What image popped up? Probably something like Google; big bright airy offices with bean bag chairs and gourmet food, filled with young computer hacker-types trying to change the world. Or the Apple myth; two guys in their garage, tinkering and figuring out how to make and design the next big tech thing that will change the world. Whatever image popped up, I bet it was very much inline with the early days of all stories you’ve read about all the huge Silicon Valley tech/internet companies, right? To virtually all Americans, start-up = internet or tech company, and entrepreneur = Mark Zuckerberg or Steve Jobs or someone like that.

But that is just one specific type of start-up. By no means does it have to be that way.

The fact is, right now almost all of start-up culture in America is focused on the tech and internet space. Why? Because that’s where so many of them started, and where tons of companies have had immense success, and where VC and angel communities already have large amounts of capital in place for funding those types of companies.

There is nothing wrong with any of this.
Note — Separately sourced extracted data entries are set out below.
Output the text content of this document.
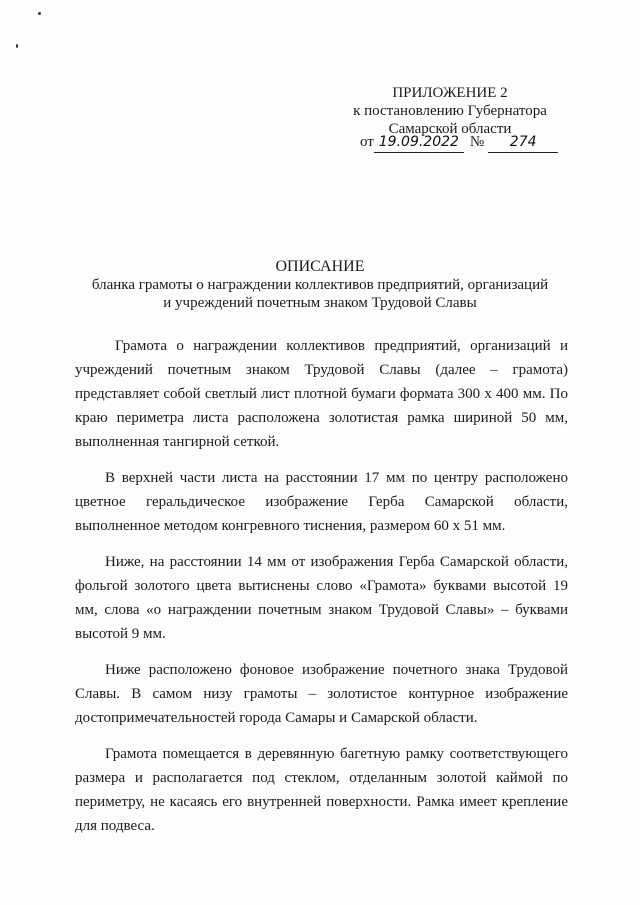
ПРИЛОЖЕНИЕ 2
к постановлению Губернатора
Самарской области
от 19.09.2022 № 274
ОПИСАНИЕ
бланка грамоты о награждении коллективов предприятий, организаций
и учреждений почетным знаком Трудовой Славы

Грамота о награждении коллективов предприятий, организаций и учреждений почетным знаком Трудовой Славы (далее – грамота) представляет собой светлый лист плотной бумаги формата 300 х 400 мм. По краю периметра листа расположена золотистая рамка шириной 50 мм, выполненная тангирной сеткой.

В верхней части листа на расстоянии 17 мм по центру расположено цветное геральдическое изображение Герба Самарской области, выполненное методом конгревного тиснения, размером 60 х 51 мм.

Ниже, на расстоянии 14 мм от изображения Герба Самарской области, фольгой золотого цвета вытиснены слово «Грамота» буквами высотой 19 мм, слова «о награждении почетным знаком Трудовой Славы» – буквами высотой 9 мм.

Ниже расположено фоновое изображение почетного знака Трудовой Славы. В самом низу грамоты – золотистое контурное изображение достопримечательностей города Самары и Самарской области.

Грамота помещается в деревянную багетную рамку соответствующего размера и располагается под стеклом, отделанным золотой каймой по периметру, не касаясь его внутренней поверхности. Рамка имеет крепление для подвеса.
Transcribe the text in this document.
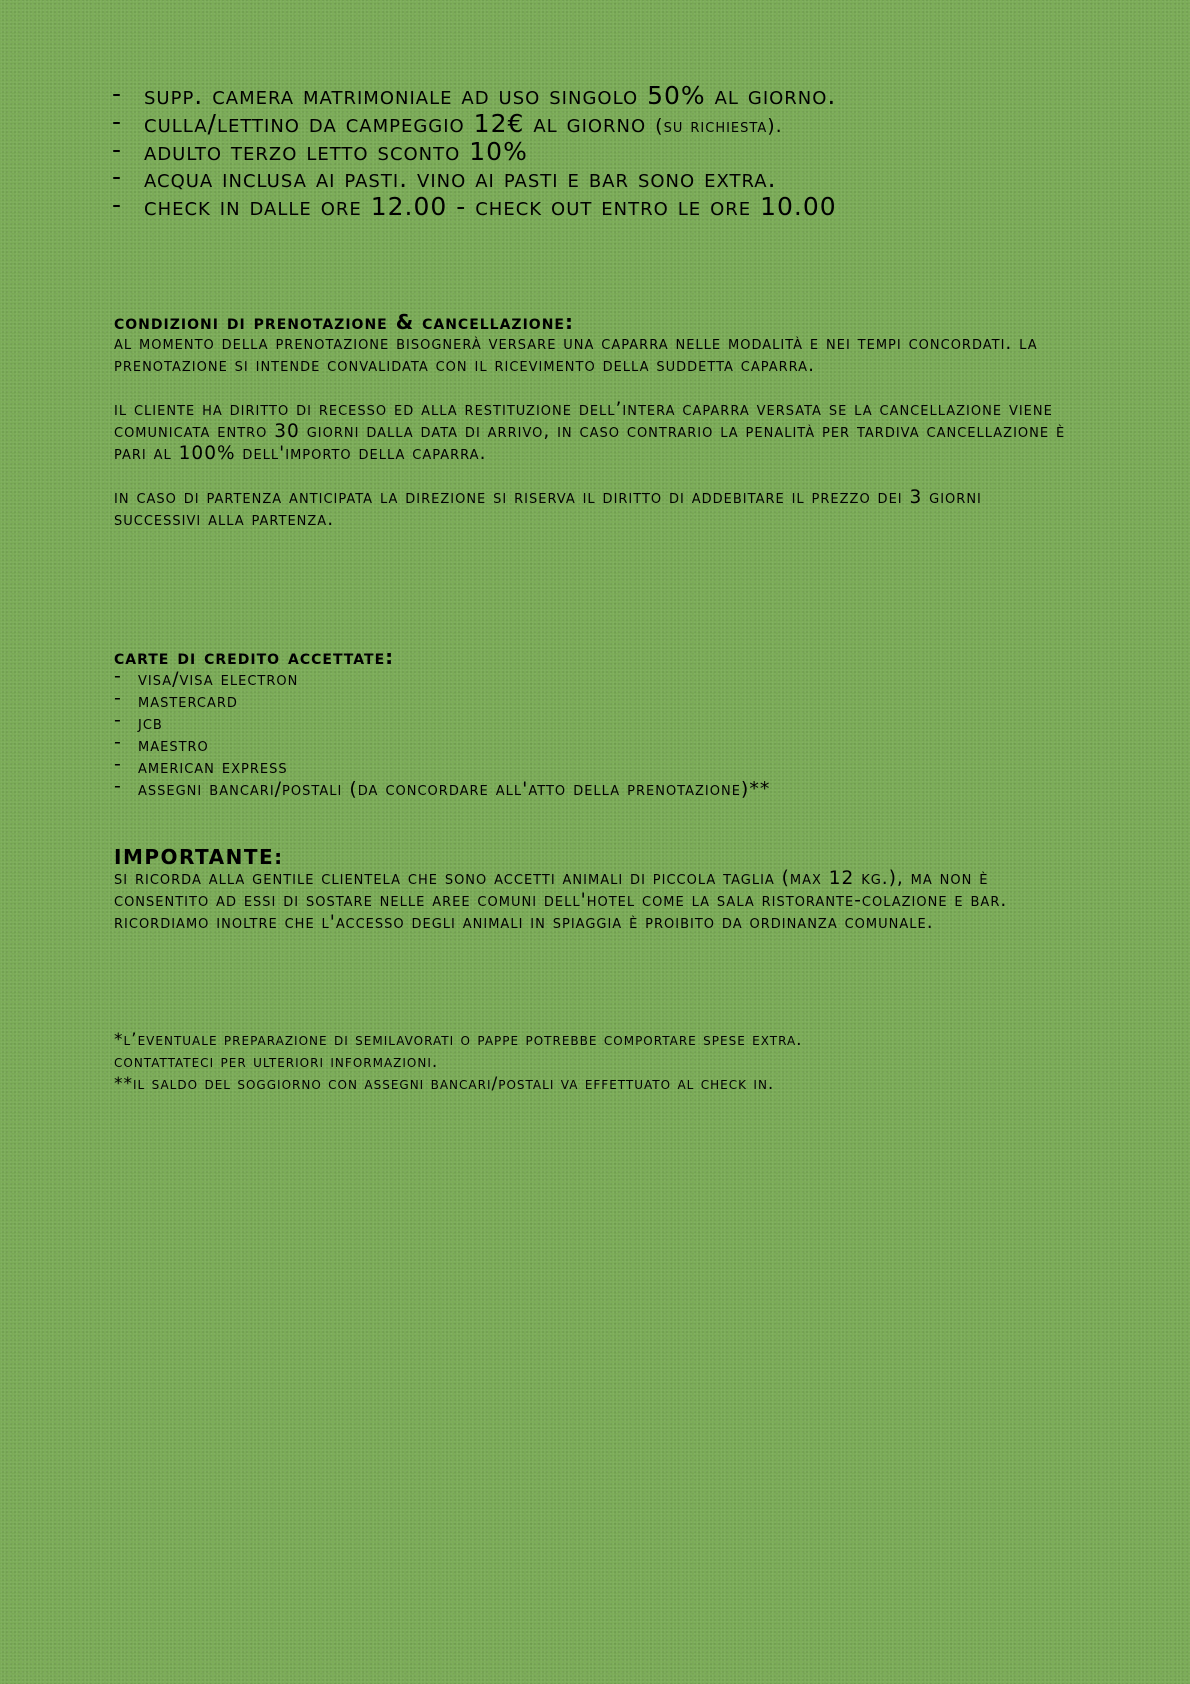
- supp. camera matrimoniale ad uso singolo 50% al giorno.
- culla/lettino da campeggio 12€ al giorno (su richiesta).
- adulto terzo letto sconto 10%
- acqua inclusa ai pasti. vino ai pasti e bar sono extra.
- check in dalle ore 12.00 - check out entro le ore 10.00

condizioni di prenotazione & cancellazione:

al momento della prenotazione bisognerà versare una caparra nelle modalità e nei tempi concordati. la prenotazione si intende convalidata con il ricevimento della suddetta caparra.

il cliente ha diritto di recesso ed alla restituzione dell’intera caparra versata se la cancellazione viene comunicata entro 30 giorni dalla data di arrivo, in caso contrario la penalità per tardiva cancellazione è pari al 100% dell'importo della caparra.

in caso di partenza anticipata la direzione si riserva il diritto di addebitare il prezzo dei 3 giorni successivi alla partenza.

carte di credito accettate:

- visa/visa electron
- mastercard
- jcb
- maestro
- american express
- assegni bancari/postali (da concordare all'atto della prenotazione)**

IMPORTANTE:

si ricorda alla gentile clientela che sono accetti animali di piccola taglia (max 12 kg.), ma non è consentito ad essi di sostare nelle aree comuni dell'hotel come la sala ristorante-colazione e bar. ricordiamo inoltre che l'accesso degli animali in spiaggia è proibito da ordinanza comunale.

*l’eventuale preparazione di semilavorati o pappe potrebbe comportare spese extra.

contattateci per ulteriori informazioni.

**il saldo del soggiorno con assegni bancari/postali va effettuato al check in.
Tech and internet start-ups are great. But everyone is so focused on them, they are missing the future.

If you’ve read the prediction pieces about crowdfunding, they all reflect this thinking, and as a result, they make the classic prediction mistake: They assume a linear change. They take whatever exists now, then they make it bigger, and that’s their prediction. Basically, they think that the JOBS Act will mean exactly what’s on Angellist right now, just a lot more of it.

This is called a quantitative change. But when things change in scale, they usually change in quality, not just quantity. For example, a dog on its own acts a certain way, but put it with lots of other dogs, and they don’t act like a bunch of individual dogs. Their behavior changes in qualitative ways–they act as a pack, which has completely different characteristics from individual, isolated dogs. You cannot predict pack behavior from watching 10 dogs on their own. Changes in scale create unpredictable changes in entire characteristics.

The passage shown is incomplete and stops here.